Kekeringan Landa Jabar dan Jateng, 2.245 Warga Kesulitan Air Bersih
Baca dalam 60 detik
- BNPB mencatat 2.245 jiwa di Bekasi dan Klaten terdampak kekeringan akibat minim hujan dalam sebulan terakhir.
- BPBD setempat telah mendistribusikan bantuan air bersih, namun pasokan masih terbatas di tengah musim kemarau.
- Kekeringan ini menjadi peringatan dini bagi daerah rawan bencana hidrometeorologi kering di Indonesia.

Badan Nasional Penanggulangan Bencana (BNPB) melaporkan bahwa sedikitnya 2.245 warga di Kabupaten Bekasi, Jawa Barat, dan Kabupaten Klaten, Jawa Tengah, mulai merasakan dampak kekeringan akibat minimnya curah hujan dalam beberapa pekan terakhir. Kondisi ini memicu kesulitan akses terhadap air bersih untuk kebutuhan sehari-hari.
Berdasarkan laporan BNPB periode 15โ16 Juni 2026, bencana hidrometeorologi kering mulai muncul di sejumlah wilayah, bersamaan dengan masih terjadinya banjir dan kebakaran hutan dan lahan (karhutla). Di Kabupaten Bekasi, kekeringan melanda Desa Ridogalih, Kecamatan Cibarusah, yang tidak diguyur hujan selama sekitar satu bulan. Akibatnya, sebanyak 296 kepala keluarga (KK) atau sekitar 800 jiwa mengalami kesulitan memperoleh air bersih.
Situasi serupa terjadi di Kabupaten Klaten, Jawa Tengah.
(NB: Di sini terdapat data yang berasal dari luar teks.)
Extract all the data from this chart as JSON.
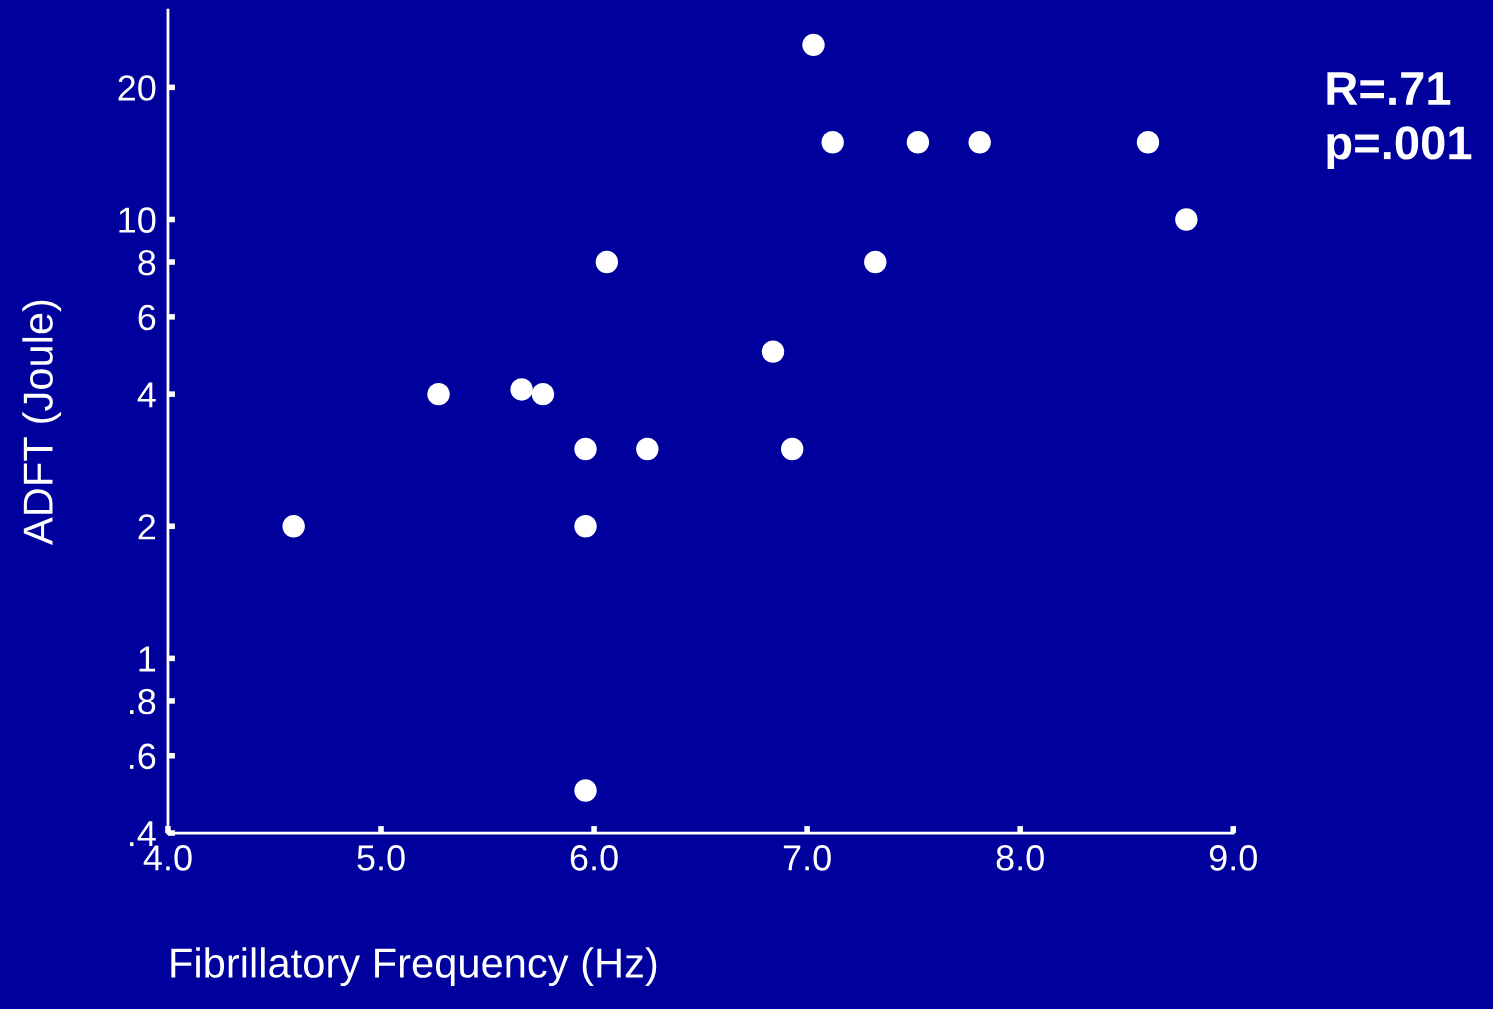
{
  "chart_data": {
    "type": "scatter",
    "xlabel": "Fibrillatory Frequency (Hz)",
    "ylabel": "ADFT (Joule)",
    "annotations": [
      "R=.71\np=.001"
    ],
    "x": [
      4.59,
      5.27,
      5.66,
      5.76,
      5.96,
      5.96,
      5.96,
      6.06,
      6.25,
      6.84,
      6.93,
      7.03,
      7.12,
      7.32,
      7.52,
      7.81,
      8.6,
      8.78
    ],
    "series": [
      {
        "color": "#ffffff",
        "values": [
          2,
          4,
          4.1,
          4,
          3,
          2,
          0.5,
          8,
          3,
          5,
          3,
          25,
          15,
          8,
          15,
          15,
          15,
          10
        ]
      }
    ],
    "marker": "circle",
    "log": "y",
    "grid": false,
    "xlim": [
      4.0,
      9.0
    ],
    "xticks": [
      {
        "value": 4,
        "label": "4.0"
      },
      {
        "value": 5,
        "label": "5.0"
      },
      {
        "value": 6,
        "label": "6.0"
      },
      {
        "value": 7,
        "label": "7.0"
      },
      {
        "value": 8,
        "label": "8.0"
      },
      {
        "value": 9,
        "label": "9.0"
      }
    ],
    "ylim": [
      0.4,
      30
    ],
    "yticks": [
      {
        "value": 0.4,
        "label": ".4"
      },
      {
        "value": 0.6,
        "label": ".6"
      },
      {
        "value": 0.8,
        "label": ".8"
      },
      1,
      2,
      4,
      6,
      8,
      10,
      20
    ]
  }
}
Kekeringan yang berlangsung sepanjang Juni berdampak pada tiga desa di Kecamatan Kemalang, yakni Desa Kendalsari, Tegalmulyo, dan Tlogowatu. BNPB mencatat sebanyak 393 KK atau 1.445 jiwa terdampak dan kesulitan mengakses air bersih. BPBD Kabupaten Klaten bersama pemerintah desa setempat telah berkoordinasi untuk melakukan penanganan, termasuk distribusi bantuan air bersih.
Selain kekeringan, BNPB juga mencatat banjir di Kabupaten Murung Raya, Kalimantan Tengah, pada Senin (15/6). Banjir tersebut berdampak pada 44 KK atau 278 jiwa, dengan 36 orang terpaksa mengungsi. Wilayah terdampak meliputi Desa Kalasin, Kelurahan Beriwit, Desa Bahitom, Desa Muara Joloi II, hingga Kelurahan Tumbang Lahung. BPBD setempat masih melakukan pendataan dan penanganan, dan kondisi banjir dilaporkan mulai berangsur surut.
Sementara itu, kebakaran hutan dan lahan terjadi di kawasan Bukit Silvia, Labuan Bajo, Kabupaten Manggarai Barat, Nusa Tenggara Timur. Peristiwa pada Kamis (11/6) itu diduga dipicu cuaca panas dan vegetasi kering, sehingga api cepat merambat di area perbukitan. BNPB mengimbau pemerintah daerah dan masyarakat untuk meningkatkan kewaspadaan terhadap potensi bencana sesuai karakteristik wilayah masing-masing.
Kekeringan yang melanda dua provinsi ini menjadi pengingat bahwa musim kemarau mulai menunjukkan dampaknya. Dengan prediksi cuaca yang masih kering dalam beberapa pekan ke depan, kebutuhan akan pasokan air bersih dipastikan meningkat. Pertanyaannya, apakah kesiapan daerah dan koordinasi antarlembaga cukup untuk mengantisipasi perluasan dampak kekeringan?